Search code examples
pythonarrayspandasparquet

Save a pandas dataframe with a column with 2d arrays as a parquet file in python


I'm trying to save a pandas dataframe to a parquet file using pd.to_parquet(df).df is a dataframe with multiple columns and one of the columns is filled with 2d arrays in each row. As I do this, I receive an error from pyarrow complaining that only 1-d arrays are supported. I googled and it seems there is no solution. I just wanted to confirm that in fact there is no solution to this and I have to somehow represent my 2-d array with a 1-d array.


Solution

  • It's correct that pyarrow / parquet has this limitation of not storing 2D arrays.

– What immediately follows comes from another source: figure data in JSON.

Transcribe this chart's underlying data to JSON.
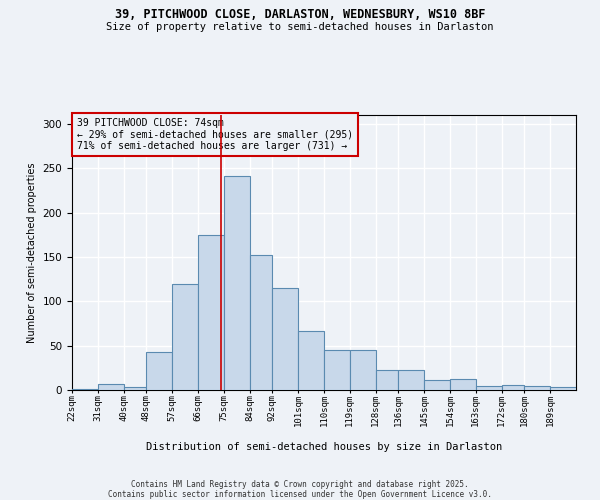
{
  "title_line1": "39, PITCHWOOD CLOSE, DARLASTON, WEDNESBURY, WS10 8BF",
  "title_line2": "Size of property relative to semi-detached houses in Darlaston",
  "xlabel": "Distribution of semi-detached houses by size in Darlaston",
  "ylabel": "Number of semi-detached properties",
  "footer_line1": "Contains HM Land Registry data © Crown copyright and database right 2025.",
  "footer_line2": "Contains public sector information licensed under the Open Government Licence v3.0.",
  "annotation_line1": "39 PITCHWOOD CLOSE: 74sqm",
  "annotation_line2": "← 29% of semi-detached houses are smaller (295)",
  "annotation_line3": "71% of semi-detached houses are larger (731) →",
  "property_size": 74,
  "bin_edges": [
    22,
    31,
    40,
    48,
    57,
    66,
    75,
    84,
    92,
    101,
    110,
    119,
    128,
    136,
    145,
    154,
    163,
    172,
    180,
    189,
    198
  ],
  "bar_heights": [
    1,
    7,
    3,
    43,
    120,
    175,
    241,
    152,
    115,
    66,
    45,
    45,
    23,
    23,
    11,
    12,
    4,
    6,
    5,
    3
  ],
  "bar_color": "#c8d8ea",
  "bar_edge_color": "#5a8ab0",
  "vline_color": "#cc0000",
  "background_color": "#eef2f7",
  "grid_color": "#ffffff",
  "ylim": [
    0,
    310
  ],
  "yticks": [
    0,
    50,
    100,
    150,
    200,
    250,
    300
  ]
}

    But, parquet (and arrow) support nested lists, and you could represent a 2D array as a list of lists (or in python an array of arrays or list of arrays is also fine). So one option could be to convert your 2D arrays to such format.

    Example that such nested lists/arrays work:

    In [2]: df = pd.DataFrame(
       ...:      {'a': [[np.array([1, 2, 3]), np.array([4, 5, 6])],
       ...:             [np.array([3, 4, 5]), np.array([6, 7, 8])]]})
    
    In [3]: df.to_parquet('test_nested_list.parquet') 
    
    In [4]: res = pd.read_parquet('test_nested_list.parquet')
    
    In [5]: res['a']
    Out[5]: 
    0    [[1, 2, 3], [4, 5]]
    1    [[1, 2], [3, 4, 5]]
    Name: a, dtype: object
    
    In [6]: res['a'].values
    Out[6]: 
    array([array([array([1, 2, 3]), array([4, 5, 6])], dtype=object),
           array([array([3, 4, 5]), array([6, 7, 8])], dtype=object)],
          dtype=object)